Leo XIV will preside over this Ash Wednesday —the first of his pontificate— the traditional procession from the church of San Anselmo to the basilica of Santa Sabina, a gesture that in Rome marks the beginning of the Lenten season. With this celebration, the Pontiff personally resumes a practice that in recent years had been conditioned by the papal absence due to health problems.
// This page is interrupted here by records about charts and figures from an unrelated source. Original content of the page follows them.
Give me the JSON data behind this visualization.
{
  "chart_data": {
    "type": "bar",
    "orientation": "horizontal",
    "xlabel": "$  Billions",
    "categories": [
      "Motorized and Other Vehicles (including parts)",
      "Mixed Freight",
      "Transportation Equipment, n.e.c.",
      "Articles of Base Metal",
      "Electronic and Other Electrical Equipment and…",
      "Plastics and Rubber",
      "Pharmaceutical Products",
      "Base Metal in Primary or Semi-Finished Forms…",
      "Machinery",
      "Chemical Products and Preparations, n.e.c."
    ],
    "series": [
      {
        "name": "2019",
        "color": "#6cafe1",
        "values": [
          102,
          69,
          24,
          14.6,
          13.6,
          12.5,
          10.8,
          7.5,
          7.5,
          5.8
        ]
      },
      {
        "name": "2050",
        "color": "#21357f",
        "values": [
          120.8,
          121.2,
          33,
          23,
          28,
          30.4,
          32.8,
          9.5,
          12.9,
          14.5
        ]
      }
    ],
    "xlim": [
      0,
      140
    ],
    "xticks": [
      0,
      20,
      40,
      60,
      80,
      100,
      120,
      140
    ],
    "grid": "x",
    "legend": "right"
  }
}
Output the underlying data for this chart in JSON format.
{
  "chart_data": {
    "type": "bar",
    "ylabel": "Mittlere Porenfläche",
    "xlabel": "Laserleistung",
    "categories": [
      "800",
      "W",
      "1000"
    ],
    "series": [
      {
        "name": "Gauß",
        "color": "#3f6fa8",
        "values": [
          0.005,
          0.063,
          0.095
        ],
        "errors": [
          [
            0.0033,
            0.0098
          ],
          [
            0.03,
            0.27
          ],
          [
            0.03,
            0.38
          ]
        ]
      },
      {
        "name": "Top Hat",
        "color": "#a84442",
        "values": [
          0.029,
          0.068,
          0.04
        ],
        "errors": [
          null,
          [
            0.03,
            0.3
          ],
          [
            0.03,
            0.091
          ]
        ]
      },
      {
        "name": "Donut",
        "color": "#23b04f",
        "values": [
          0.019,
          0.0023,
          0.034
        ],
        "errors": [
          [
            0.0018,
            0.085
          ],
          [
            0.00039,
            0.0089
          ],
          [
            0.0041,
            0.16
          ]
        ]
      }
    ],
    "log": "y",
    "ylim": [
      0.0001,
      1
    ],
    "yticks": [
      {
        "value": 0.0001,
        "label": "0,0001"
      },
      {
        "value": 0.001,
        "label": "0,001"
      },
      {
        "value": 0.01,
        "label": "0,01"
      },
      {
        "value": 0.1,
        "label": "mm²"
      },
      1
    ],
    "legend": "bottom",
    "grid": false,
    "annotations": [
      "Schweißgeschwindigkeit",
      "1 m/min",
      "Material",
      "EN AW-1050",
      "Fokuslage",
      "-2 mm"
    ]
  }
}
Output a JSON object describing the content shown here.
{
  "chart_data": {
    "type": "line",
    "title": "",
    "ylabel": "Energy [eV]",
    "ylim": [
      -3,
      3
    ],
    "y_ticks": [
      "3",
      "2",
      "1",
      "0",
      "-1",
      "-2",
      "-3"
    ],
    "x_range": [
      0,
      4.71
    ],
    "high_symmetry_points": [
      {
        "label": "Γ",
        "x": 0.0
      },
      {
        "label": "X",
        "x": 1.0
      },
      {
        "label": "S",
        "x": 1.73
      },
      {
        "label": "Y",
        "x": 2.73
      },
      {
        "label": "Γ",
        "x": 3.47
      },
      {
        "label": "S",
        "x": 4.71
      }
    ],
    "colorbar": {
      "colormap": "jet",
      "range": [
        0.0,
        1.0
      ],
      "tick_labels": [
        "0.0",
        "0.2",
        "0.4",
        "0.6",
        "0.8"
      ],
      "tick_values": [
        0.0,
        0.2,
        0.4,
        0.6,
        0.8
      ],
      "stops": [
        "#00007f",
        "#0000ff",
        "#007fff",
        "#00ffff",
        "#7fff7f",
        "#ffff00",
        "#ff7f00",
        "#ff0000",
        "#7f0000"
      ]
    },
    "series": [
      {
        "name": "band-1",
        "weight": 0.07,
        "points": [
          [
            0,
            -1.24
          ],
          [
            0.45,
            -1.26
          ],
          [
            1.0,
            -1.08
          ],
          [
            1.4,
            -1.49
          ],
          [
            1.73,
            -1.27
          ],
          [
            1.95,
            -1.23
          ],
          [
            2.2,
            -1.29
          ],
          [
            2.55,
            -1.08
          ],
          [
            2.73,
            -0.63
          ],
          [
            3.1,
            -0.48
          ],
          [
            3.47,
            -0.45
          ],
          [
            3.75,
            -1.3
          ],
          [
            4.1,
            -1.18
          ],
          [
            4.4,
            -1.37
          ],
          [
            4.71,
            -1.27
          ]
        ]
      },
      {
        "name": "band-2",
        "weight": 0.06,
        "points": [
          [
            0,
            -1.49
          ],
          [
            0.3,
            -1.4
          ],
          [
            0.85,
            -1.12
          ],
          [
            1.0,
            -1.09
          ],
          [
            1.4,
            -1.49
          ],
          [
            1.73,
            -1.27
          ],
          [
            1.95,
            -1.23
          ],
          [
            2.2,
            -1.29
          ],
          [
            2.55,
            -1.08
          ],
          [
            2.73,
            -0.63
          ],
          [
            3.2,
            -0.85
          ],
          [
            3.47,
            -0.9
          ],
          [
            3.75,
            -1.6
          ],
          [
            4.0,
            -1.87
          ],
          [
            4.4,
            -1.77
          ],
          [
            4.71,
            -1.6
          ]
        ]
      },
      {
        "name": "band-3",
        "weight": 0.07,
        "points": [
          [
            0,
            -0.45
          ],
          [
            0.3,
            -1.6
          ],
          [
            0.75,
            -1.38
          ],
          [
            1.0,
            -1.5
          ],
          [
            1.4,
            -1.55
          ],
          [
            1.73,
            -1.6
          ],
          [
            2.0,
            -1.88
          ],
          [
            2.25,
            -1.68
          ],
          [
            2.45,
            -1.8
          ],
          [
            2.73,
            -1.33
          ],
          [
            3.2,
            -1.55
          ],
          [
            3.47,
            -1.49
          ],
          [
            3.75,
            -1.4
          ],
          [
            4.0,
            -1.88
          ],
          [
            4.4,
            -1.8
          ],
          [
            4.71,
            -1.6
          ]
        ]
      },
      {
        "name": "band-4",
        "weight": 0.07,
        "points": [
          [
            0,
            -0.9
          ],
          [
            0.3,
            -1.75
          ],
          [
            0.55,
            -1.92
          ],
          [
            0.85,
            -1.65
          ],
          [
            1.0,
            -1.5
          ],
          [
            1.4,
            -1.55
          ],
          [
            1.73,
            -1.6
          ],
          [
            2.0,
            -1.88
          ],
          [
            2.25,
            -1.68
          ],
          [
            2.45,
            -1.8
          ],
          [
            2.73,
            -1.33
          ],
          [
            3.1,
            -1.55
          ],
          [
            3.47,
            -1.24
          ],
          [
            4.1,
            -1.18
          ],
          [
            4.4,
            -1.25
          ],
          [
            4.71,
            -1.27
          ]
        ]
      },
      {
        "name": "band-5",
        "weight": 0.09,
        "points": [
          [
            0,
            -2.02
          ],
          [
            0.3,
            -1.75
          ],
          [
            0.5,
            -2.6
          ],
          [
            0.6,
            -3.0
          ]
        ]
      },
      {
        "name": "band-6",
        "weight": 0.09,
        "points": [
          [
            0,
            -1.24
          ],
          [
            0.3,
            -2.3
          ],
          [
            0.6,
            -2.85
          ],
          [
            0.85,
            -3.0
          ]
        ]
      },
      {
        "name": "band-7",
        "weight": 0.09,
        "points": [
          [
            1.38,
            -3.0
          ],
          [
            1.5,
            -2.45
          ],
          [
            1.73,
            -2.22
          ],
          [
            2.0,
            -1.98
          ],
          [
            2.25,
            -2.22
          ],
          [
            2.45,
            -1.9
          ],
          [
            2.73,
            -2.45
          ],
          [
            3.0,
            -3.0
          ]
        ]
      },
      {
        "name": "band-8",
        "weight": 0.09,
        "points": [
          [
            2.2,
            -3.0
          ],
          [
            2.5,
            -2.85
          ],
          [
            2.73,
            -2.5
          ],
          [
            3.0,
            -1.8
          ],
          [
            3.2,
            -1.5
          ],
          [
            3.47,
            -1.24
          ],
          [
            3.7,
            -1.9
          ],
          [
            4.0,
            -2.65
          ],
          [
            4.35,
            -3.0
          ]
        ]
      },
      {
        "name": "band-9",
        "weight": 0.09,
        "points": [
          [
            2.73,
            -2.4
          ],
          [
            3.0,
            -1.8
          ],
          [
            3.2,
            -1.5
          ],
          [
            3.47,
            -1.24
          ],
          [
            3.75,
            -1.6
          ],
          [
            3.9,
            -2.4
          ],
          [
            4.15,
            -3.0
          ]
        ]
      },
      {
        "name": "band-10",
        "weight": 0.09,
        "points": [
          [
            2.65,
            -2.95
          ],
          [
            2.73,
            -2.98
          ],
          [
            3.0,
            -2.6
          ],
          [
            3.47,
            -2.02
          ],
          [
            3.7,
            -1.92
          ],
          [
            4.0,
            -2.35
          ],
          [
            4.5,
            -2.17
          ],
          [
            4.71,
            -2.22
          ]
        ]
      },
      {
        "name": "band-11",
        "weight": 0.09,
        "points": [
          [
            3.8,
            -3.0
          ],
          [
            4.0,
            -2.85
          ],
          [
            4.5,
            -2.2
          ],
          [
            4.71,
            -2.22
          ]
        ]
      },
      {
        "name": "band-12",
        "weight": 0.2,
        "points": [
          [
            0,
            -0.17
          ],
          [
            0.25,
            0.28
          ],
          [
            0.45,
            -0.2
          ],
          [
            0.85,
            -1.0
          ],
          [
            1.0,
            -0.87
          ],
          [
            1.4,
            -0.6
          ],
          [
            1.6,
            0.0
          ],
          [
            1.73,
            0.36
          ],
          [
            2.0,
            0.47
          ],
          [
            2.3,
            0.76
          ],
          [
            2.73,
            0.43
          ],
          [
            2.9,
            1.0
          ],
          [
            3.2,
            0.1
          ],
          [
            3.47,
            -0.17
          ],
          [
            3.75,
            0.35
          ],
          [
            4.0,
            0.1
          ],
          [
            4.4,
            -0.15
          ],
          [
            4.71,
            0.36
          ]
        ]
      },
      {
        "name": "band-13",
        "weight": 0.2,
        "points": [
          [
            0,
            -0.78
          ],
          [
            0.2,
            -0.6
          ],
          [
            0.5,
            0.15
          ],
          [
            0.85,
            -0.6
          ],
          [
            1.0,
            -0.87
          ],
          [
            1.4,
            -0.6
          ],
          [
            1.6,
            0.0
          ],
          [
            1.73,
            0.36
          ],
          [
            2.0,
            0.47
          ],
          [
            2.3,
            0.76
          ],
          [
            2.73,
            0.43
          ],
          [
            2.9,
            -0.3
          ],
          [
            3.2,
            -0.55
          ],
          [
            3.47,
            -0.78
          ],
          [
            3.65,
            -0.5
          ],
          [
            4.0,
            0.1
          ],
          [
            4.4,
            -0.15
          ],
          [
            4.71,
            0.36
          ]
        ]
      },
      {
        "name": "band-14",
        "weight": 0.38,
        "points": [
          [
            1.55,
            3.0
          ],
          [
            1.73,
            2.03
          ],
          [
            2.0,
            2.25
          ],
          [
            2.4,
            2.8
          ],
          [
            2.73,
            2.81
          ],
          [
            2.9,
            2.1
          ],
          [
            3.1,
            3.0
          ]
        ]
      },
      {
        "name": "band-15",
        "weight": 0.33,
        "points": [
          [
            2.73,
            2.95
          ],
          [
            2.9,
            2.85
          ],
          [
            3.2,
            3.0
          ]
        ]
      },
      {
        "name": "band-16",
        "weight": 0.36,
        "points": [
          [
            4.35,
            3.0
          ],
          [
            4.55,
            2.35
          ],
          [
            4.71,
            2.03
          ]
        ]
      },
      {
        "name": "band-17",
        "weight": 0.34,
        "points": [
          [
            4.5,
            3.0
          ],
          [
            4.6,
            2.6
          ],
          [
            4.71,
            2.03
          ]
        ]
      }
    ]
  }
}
The rite begins in San Anselmo, on the Aventine Hill, where the Pope and members of the Roman Curia gather to start a brief procession toward the nearby basilica of Santa Sabina. The route, just about 200 meters, is carried out while litanies and penitential chants are intoned.
An Ancient Tradition
The so-called statio is part of the ancient tradition of Rome’s stational churches. Already in the first centuries of Christianity, the bishop of Rome celebrated the Eucharist in different temples of the city during Lent, summoning the clergy and the faithful in a liturgical itinerary that prepared the community for Easter. Over time, this practice became structured within the Roman calendar.
The station of Ash Wednesday has been celebrated for centuries in the basilica of Santa Sabina, built in the 5th century on the Aventine Hill, and thus, with a sober ceremony laden with tradition, Rome begins the forty-day journey that will lead to the Paschal Triduum.